Even among this great body of work, Green aficionados often cite Idle Moments
as one of the guitarist's most memorable efforts. No doubt, much of the credit must go to the gentlemen on hand to help Green in this endeavor. As a contrast to Joe Henderson's own extroverted excursions, he plays quite a different role here, his smoldering lines giving the session a hint of afterglow. Bobby Hutcherson
's vibes contrast nicely with Green's guitar, while Duke Pearson
finds the right chords and voices his lines to complement those of Green and Hutcherson.
The title track might just be one the most relaxed numbers in the Blue Note cannon, crawling along at what drummer Kenny Washington calls "the adult tempo." Along the way, each lead voice speaks at length and the results are worthy of goose bumps. The sextet also tackles John Lewis's "Django" and manages to update the line in one of the best versions this side of the MJQ. Only Green's "Jean De Fleur" manages to clip along at an accelerated pace, but then this is music for late night listening and it excels at that without fail. Unfortunately, my review pressing was quite noisy and even managed to skip at one point, making this issue a definite disappointment.
Horace Silver Song For My Father
Lastly, we come to an album so iconic that an overly verbose description seems merely redundant at this point in time. Horace Silver
, like Green, had a healthy run at Blue Note staying through the '50s, '60s, and until the end of the'70s. By far his most popular album continues to be Song For My Father
. Somewhat of a transitional affair, Silver was concluding a successfully run with a quintet that included Blue Mitchell
, Junior Cook
, Gene Taylor
, and Roy Brooks
. This is the group heard on two of the six numbers. Elsewhere, Silver ushers in the new breed featuring Carmell Jones
, Joe Henderson
and the powerhouse drummer Roger Humphries
The title track kicks off with a four-note riff sustained by a piquant bossa beat, Henderson's solo creating such momentum that he throws off the band at one point, his solo requiring a few more bars of vamping to aid in the cool down. "Calcutta Cutie" speaks with an exotic tongue, aided and abetted by Roy Brooks' muffled finger cymbals. Henderson's "The Kicker, the one non-Silver original, is the flag-waver of the set, bristling with excitement and Humphries insurgent ride beat.

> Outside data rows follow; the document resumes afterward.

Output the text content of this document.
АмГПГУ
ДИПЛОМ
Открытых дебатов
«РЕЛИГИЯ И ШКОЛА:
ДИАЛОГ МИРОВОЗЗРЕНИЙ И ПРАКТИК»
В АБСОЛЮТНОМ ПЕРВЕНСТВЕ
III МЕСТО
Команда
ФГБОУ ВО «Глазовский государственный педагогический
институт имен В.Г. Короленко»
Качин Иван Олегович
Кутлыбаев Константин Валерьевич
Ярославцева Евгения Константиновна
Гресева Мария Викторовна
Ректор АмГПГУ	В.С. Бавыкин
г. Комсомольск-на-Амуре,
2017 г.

While the pressing of this session played without flaws, the overall sound was rather dull and lifeless. A quick comparison was made with the Direct Metal Mastered reissue from 1985 and the differences were quite noticeable. With the DMM pressing, a sliver more range in the top end added just the right touch of brightness that seemed to be missing from the new pressing. There also seemed to be a deeper soundstage that added to a more profound sense of presence.
Associated equipment used for evaluation:
Rega P25 turntable fitted with Graham Robin tonearm and Soundsmith Carmen cartridge
Musical Fidelity A3CR amplifier and preamp
Acurus P10 phono preamp
Bryston BCD-1 CD player
Bowers & Wilkins Nautilus 805 loudspeakers
Cardas cable and interconnects, Chang Lightspeed power conditioner.
Tracks and Personnel Soul Station
Tracks: Remember; This I Dig of You; Dig Dis; Split Feelin's; Soul Station; If I Should Lose You.
Personnel: Hank Mobley: tenor sax; Wynton Kelly: piano; Paul Chambers: bass; Art Blakey: drums. The Real McCoy
Tracks: Passion Dance; Contemplation; Four By Five; Search for Peace; Blues of the Corner.
Personnel: Joe Henderson: tenor sax; McCoy Tyner: piano; Ron Carter: bass; Elvin Jones: drums. Idle Moments
Tracks: Idle Moments; Jean De Fluer; Django; Nomad.
Personnel: Joe Henderson: tenor sax; Bobby Hutcherson: vibes; Grant Green: guitar; Duke Pearson: piano; Bob Cranshaw: bass; Al Harewood: drums. Song for My Father
Tracks: Song for My Father; The Natives are Restless Tonight; Calcutta Cutie; Que Pasa; The Kicker; Lonely Woman.
Personnel: Carmell Jones, Blue Mitchell: trumpet; Joe Henderson, Junior Cook: tenor sax; Horace Silver: piano; Teddy Smith, Gene Taylor: bass; Roger Humphries, Roy Brooks: drums.